Throw exception by value or reference

Question

From this answer https://stackoverflow.com/a/36738405/4523099 :

A throw-expression with no operand rethrows the currently handled exception. The exception is reactivated with the existing temporary; no new temporary exception object is created. -- ISO/IEC 14882:2011 Section 15.1 par. 8

So why I am getting this results from this code?

code:

#include <iostream>

class my_exception: public std::exception{
public:
    int value;
};
int main()
{
    my_exception ex;
    ex.value=1;
    try{
        throw ex;
    }
    catch(my_exception& e){
        e.value=2;
    }
    std::cout << ex.value;
   return 0;
}

Actual result:

1

I thought it should be 2 depending on the standard quota. What am I missing?

Answer 1

This is beacuse throw (the regular version) will make a copy :

First, copy-initializes the exception object from expression (this may call the move constructor for rvalue expression, and the copy/move may be subject to copy elision), ...

and keep it internally, so e.value=2; modifies internal copy.

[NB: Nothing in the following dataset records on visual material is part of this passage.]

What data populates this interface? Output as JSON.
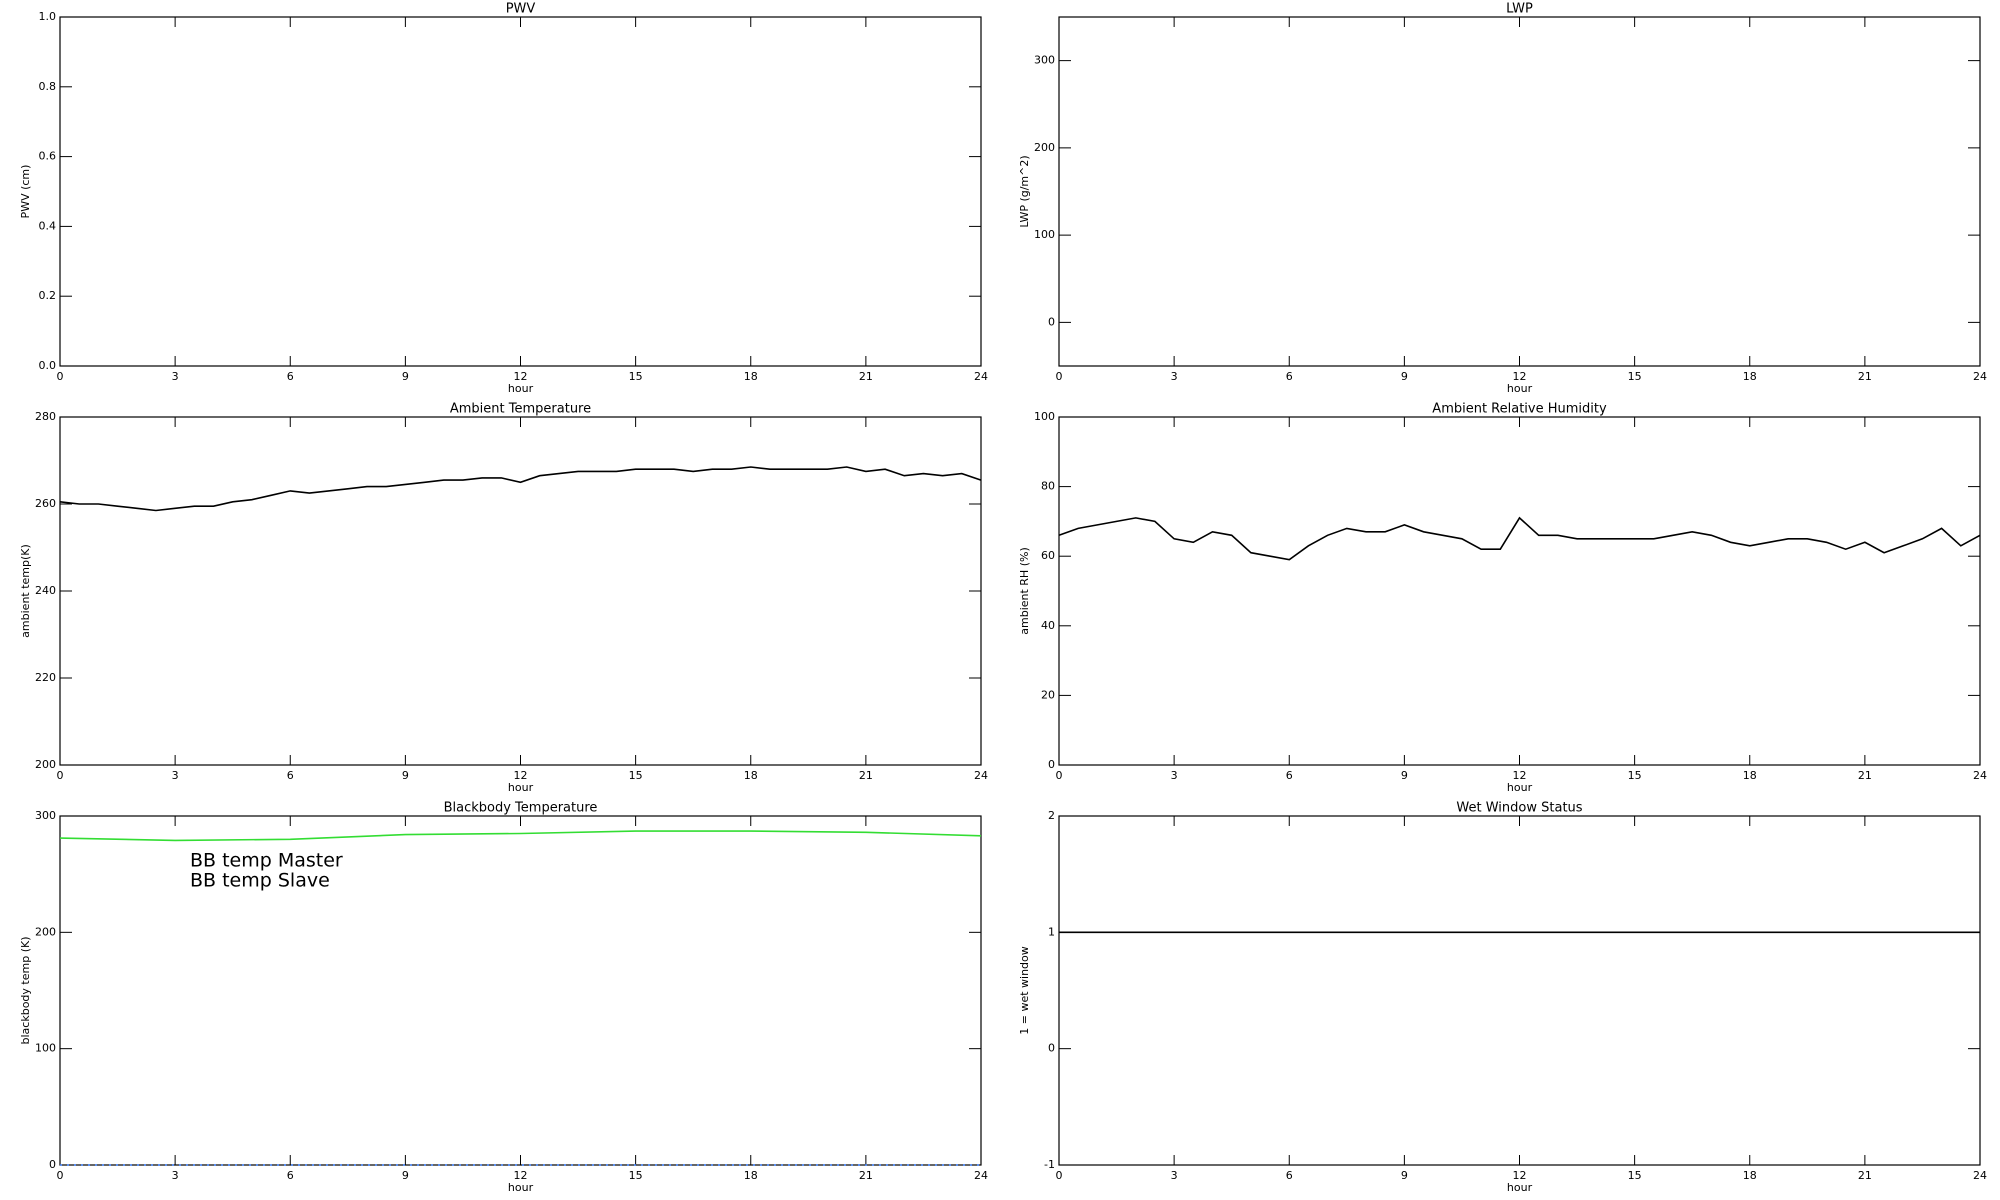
{
  "chart_data": [
    {
      "type": "line",
      "title": "PWV",
      "xlabel": "hour",
      "ylabel": "PWV (cm)",
      "xlim": [
        0,
        24
      ],
      "xticks": [
        0,
        3,
        6,
        9,
        12,
        15,
        18,
        21,
        24
      ],
      "ylim": [
        0,
        1
      ],
      "yticks": [
        {
          "value": 0,
          "label": "0.0"
        },
        0.2,
        0.4,
        0.6,
        0.8,
        {
          "value": 1,
          "label": "1.0"
        }
      ]
    },
    {
      "type": "line",
      "title": "LWP",
      "xlabel": "hour",
      "ylabel": "LWP (g/m^2)",
      "xlim": [
        0,
        24
      ],
      "xticks": [
        0,
        3,
        6,
        9,
        12,
        15,
        18,
        21,
        24
      ],
      "ylim": [
        -50,
        350
      ],
      "yticks": [
        0,
        100,
        200,
        300
      ]
    },
    {
      "type": "line",
      "title": "Ambient Temperature",
      "xlabel": "hour",
      "ylabel": "ambient temp(K)",
      "xlim": [
        0,
        24
      ],
      "xticks": [
        0,
        3,
        6,
        9,
        12,
        15,
        18,
        21,
        24
      ],
      "ylim": [
        200,
        280
      ],
      "yticks": [
        200,
        220,
        240,
        260,
        280
      ],
      "x": [
        0,
        0.5,
        1,
        1.5,
        2,
        2.5,
        3,
        3.5,
        4,
        4.5,
        5,
        5.5,
        6,
        6.5,
        7,
        7.5,
        8,
        8.5,
        9,
        9.5,
        10,
        10.5,
        11,
        11.5,
        12,
        12.5,
        13,
        13.5,
        14,
        14.5,
        15,
        15.5,
        16,
        16.5,
        17,
        17.5,
        18,
        18.5,
        19,
        19.5,
        20,
        20.5,
        21,
        21.5,
        22,
        22.5,
        23,
        23.5,
        24
      ],
      "series": [
        {
          "color": "#000000",
          "values": [
            260.5,
            260,
            260,
            259.5,
            259,
            258.5,
            259,
            259.5,
            259.5,
            260.5,
            261,
            262,
            263,
            262.5,
            263,
            263.5,
            264,
            264,
            264.5,
            265,
            265.5,
            265.5,
            266,
            266,
            265,
            266.5,
            267,
            267.5,
            267.5,
            267.5,
            268,
            268,
            268,
            267.5,
            268,
            268,
            268.5,
            268,
            268,
            268,
            268,
            268.5,
            267.5,
            268,
            266.5,
            267,
            266.5,
            267,
            265.5
          ]
        }
      ]
    },
    {
      "type": "line",
      "title": "Ambient Relative Humidity",
      "xlabel": "hour",
      "ylabel": "ambient RH (%)",
      "xlim": [
        0,
        24
      ],
      "xticks": [
        0,
        3,
        6,
        9,
        12,
        15,
        18,
        21,
        24
      ],
      "ylim": [
        0,
        100
      ],
      "yticks": [
        0,
        20,
        40,
        60,
        80,
        100
      ],
      "x": [
        0,
        0.5,
        1,
        1.5,
        2,
        2.5,
        3,
        3.5,
        4,
        4.5,
        5,
        5.5,
        6,
        6.5,
        7,
        7.5,
        8,
        8.5,
        9,
        9.5,
        10,
        10.5,
        11,
        11.5,
        12,
        12.5,
        13,
        13.5,
        14,
        14.5,
        15,
        15.5,
        16,
        16.5,
        17,
        17.5,
        18,
        18.5,
        19,
        19.5,
        20,
        20.5,
        21,
        21.5,
        22,
        22.5,
        23,
        23.5,
        24
      ],
      "series": [
        {
          "color": "#000000",
          "values": [
            66,
            68,
            69,
            70,
            71,
            70,
            65,
            64,
            67,
            66,
            61,
            60,
            59,
            63,
            66,
            68,
            67,
            67,
            69,
            67,
            66,
            65,
            62,
            62,
            71,
            66,
            66,
            65,
            65,
            65,
            65,
            65,
            66,
            67,
            66,
            64,
            63,
            64,
            65,
            65,
            64,
            62,
            64,
            61,
            63,
            65,
            68,
            63,
            66
          ]
        }
      ]
    },
    {
      "type": "line",
      "title": "Blackbody Temperature",
      "xlabel": "hour",
      "ylabel": "blackbody temp (K)",
      "xlim": [
        0,
        24
      ],
      "xticks": [
        0,
        3,
        6,
        9,
        12,
        15,
        18,
        21,
        24
      ],
      "ylim": [
        0,
        300
      ],
      "yticks": [
        0,
        100,
        200,
        300
      ],
      "legend": "upper left",
      "x": [
        0,
        3,
        6,
        9,
        12,
        15,
        18,
        21,
        24
      ],
      "series": [
        {
          "name": "BB temp Master",
          "color": "#3a7fff",
          "values": [
            0,
            0,
            0,
            0,
            0,
            0,
            0,
            0,
            0
          ]
        },
        {
          "name": "BB temp Slave",
          "color": "#33dd33",
          "values": [
            281,
            279,
            280,
            284,
            285,
            287,
            287,
            286,
            283
          ]
        }
      ]
    },
    {
      "type": "line",
      "title": "Wet Window Status",
      "xlabel": "hour",
      "ylabel": "1 = wet window",
      "xlim": [
        0,
        24
      ],
      "xticks": [
        0,
        3,
        6,
        9,
        12,
        15,
        18,
        21,
        24
      ],
      "ylim": [
        -1,
        2
      ],
      "yticks": [
        -1,
        0,
        1,
        2
      ],
      "x": [
        0,
        24
      ],
      "series": [
        {
          "color": "#000000",
          "values": [
            1,
            1
          ]
        }
      ]
    }
  ]
}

In the SO you mention question was about the re-throw version witch does not make a new copy but uses the already existing internal copy.

Answer 2

It's only the re-throw (with no operand) that re-uses the same exception object. Here's some code to demonstrate that:

#include <iostream>

class my_exception: public std::exception{
public:
    int value;
};

void f(my_exception& ex) {
    ex.value = 1;
    try {
        throw ex;
    } catch (my_exception& e) {
        e.value = 2;
        // Here's the re-throw
        throw;
    }
}

int main()
{
    my_exception ex;
    try {
        f(ex);
    } catch (my_exception& e) {
        std::cout << e.value;
    }
    return 0;
}